What is Logistic Regression?

Logistic Regression is a statistical model used to determine if an independent variable has an effect on a binary dependent variable. This means that there are only two potential outcomes given an input. For example, it may be used to determine if an email is spam, or not, using the rate of misspelled words, a common sign of spam. Other forms of regression analysis, like a linear regression, require the definition of a threshold to distinguish the binary classes (e.g. <50% misspelled = not spam, >50% misspelled= spam). Linear regression allows for a probability to be established, but it must then be applied to a logistic regression to make the distinct classification.  
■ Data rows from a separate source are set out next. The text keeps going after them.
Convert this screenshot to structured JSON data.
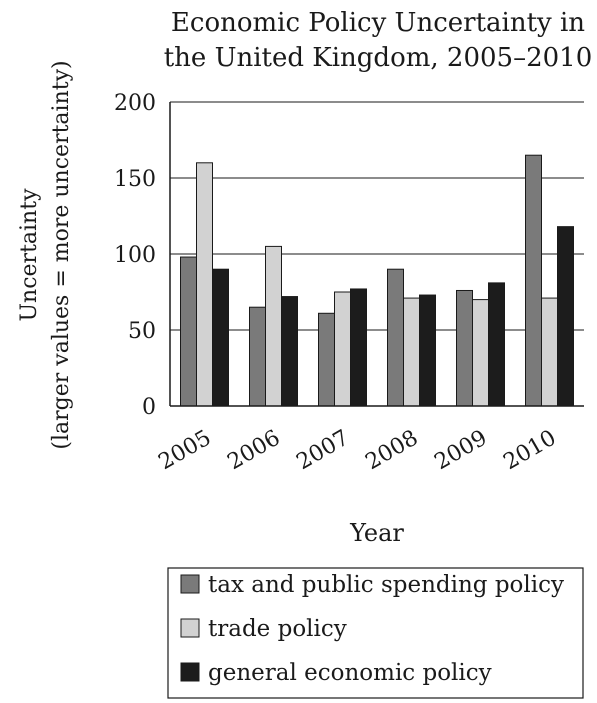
{
  "chart_data": {
    "type": "bar",
    "title_lines": [
      "Economic Policy Uncertainty in",
      "the United Kingdom, 2005–2010"
    ],
    "ylabel_lines": [
      "Uncertainty",
      "(larger values = more uncertainty)"
    ],
    "xlabel": "Year",
    "categories": [
      "2005",
      "2006",
      "2007",
      "2008",
      "2009",
      "2010"
    ],
    "ylim": [
      0,
      200
    ],
    "yticks": [
      "0",
      "50",
      "100",
      "150",
      "200"
    ],
    "grid": true,
    "legend_position": "bottom",
    "series": [
      {
        "name": "tax and  public spending policy",
        "color": "#7a7a7a",
        "values": [
          98,
          65,
          61,
          90,
          76,
          165
        ]
      },
      {
        "name": "trade policy",
        "color": "#d2d2d2",
        "values": [
          160,
          105,
          75,
          71,
          70,
          71
        ]
      },
      {
        "name": "general economic policy",
        "color": "#1c1c1c",
        "values": [
          90,
          72,
          77,
          73,
          81,
          118
        ]
      }
    ]
  }
}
How does Logistic Regression work?

A commonly used model is a sigmoid function. In the sigmoid function, also known as a squashing function, outputs are contained between the boundaries of 0 and 1. Here, we can use the model:

y = e^(b0 + b1*x) / (1 + e^(b0 + b1*x))

Note that in the function above, there are variables b0, and b1. These are called the weights, or coefficient values. b0 represents the bias, or intercept, and b1 is the coefficient. These weights are learned and trained from the existing data set. The product of this formula will produce a percentage, or probability, that will be mapped over discrete classes. The defined separation between two classes is known as the decision boundary. For example, if a probability is over, or under, a certain threshold it then falls into one or the other category.


Logistic Regression and Machine Learning

As logistic regression analysis is a great tool for understanding probability, it is often used by neural networks in classification. A machine learning algorithm can take a given data set, analyze for weights and biases, and based upon a defined decision boundary, can make predictions about a variable within the context of the function.